Peculiarity of the Polish soul

How is it that a baroque service written in the now highly archaic language of the time has survived as a living tradition? Polish history and the Polish soul have undoubtedly helped. Since time immemorial, Catholics in Poland have had a great weakness for meditating on the Passion of Christ, and Gorzkie Żale perfectly catalysed this weakness and responded to our spiritual needs. Plagued by wars, pestilence, poverty, a harsh climate, and partitions – in a word, all the turmoil of history – Poles found consolation and understanding for their plight in meditating on the sufferings of the Son of God. Especially women, who quickly made Gorzkie Żal their domain (and not only this service). In fact, in the structure of this prayer, the expressions of the Mother of God, contemplating the sufferings of her only Son, play an important role. Tender, attentive, serene and yet full of pain, these words have allowed many Polish mothers to identify with the divine heroine.

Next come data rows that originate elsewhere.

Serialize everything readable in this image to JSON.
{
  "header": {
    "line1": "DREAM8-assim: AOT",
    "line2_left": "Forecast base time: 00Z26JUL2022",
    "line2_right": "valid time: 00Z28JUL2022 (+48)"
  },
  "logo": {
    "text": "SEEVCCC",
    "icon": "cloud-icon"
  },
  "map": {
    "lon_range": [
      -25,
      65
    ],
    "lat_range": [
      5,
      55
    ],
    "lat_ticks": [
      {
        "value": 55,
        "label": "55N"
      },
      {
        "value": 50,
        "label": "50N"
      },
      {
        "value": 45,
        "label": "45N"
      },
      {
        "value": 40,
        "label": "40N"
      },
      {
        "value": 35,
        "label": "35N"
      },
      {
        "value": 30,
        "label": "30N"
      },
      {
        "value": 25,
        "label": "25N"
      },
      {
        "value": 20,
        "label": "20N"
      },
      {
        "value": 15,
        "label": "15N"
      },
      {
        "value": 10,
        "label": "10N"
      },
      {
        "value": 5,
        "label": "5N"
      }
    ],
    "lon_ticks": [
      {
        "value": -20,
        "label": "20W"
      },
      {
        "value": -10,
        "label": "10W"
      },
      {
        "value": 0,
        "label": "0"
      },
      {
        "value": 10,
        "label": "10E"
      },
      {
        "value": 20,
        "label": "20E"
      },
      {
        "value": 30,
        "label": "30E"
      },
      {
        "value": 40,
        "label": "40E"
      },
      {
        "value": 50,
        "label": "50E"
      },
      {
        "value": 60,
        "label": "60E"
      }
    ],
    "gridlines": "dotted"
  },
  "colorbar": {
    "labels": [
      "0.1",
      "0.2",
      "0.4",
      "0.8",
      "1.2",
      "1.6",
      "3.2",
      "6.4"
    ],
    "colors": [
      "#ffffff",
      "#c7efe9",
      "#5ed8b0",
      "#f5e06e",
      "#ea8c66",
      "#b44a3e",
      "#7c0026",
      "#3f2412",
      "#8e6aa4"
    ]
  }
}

Attending Gorzkie Żale could never be as compulsory as Sunday Mass, but the popularity of the service made it a family tradition. It became as much a part of household rituals as celebrating Christmas Eve or blessing food at Easter. Researchers and ethnographers studying the phenomenon of Gorzkie Żale quote contemporary participants in this service: all of them say that their parents made them attend when they were children, even though they hated it (what child wants to hear about torture and suffering in archaic language?), but later, as adults, they voluntarily attend because they like the words, the melody and the words continue to move them.

Different melody everywhere

The words of Gorzkie Żale sound almost the same today as they did in 1707. Almost, because expressions from that time about ‘cruel Jews’ who tortured the Lord Jesus have been replaced by contemporary general expressions about ‘people’, ‘commoners’, ‘enemies’ or ‘soldiers’.

As for the melody – it is difficult to say for certain what the original sounded like, as no melodic notation was included in the first printings. However, researchers believe that the version closest to the original is the one recorded in the songbook published by Father Siedlecki in 1958.

The melody, or rather its richness and variety, is another phenomenon in this devotion. There are probably no two churches in Poland where it is sung identically: all parishes, especially those with a long history, have their own favourite and established melodic version, more or less deviating from the model in Father Siedlecki’s songbook. The melodies, rhythm and tempo of the singing of Gorzkie Żale vary, and in a large number of parishes, they preserve the same version that was sung in a given place even 100 or 200 years ago.

Despite attempts to translate the devotion into other languages, especially those of the Polish-Lithuanian Commonwealth, Gorzkie Żale has not caught on with other nationalities. If it is sung outside Poland, it is only in Polish communities for whom singing these baroque meditations on the Passion of Christ is a childhood memory, a response to spiritual needs and a ‘little Poland’ close to them, regardless of latitude.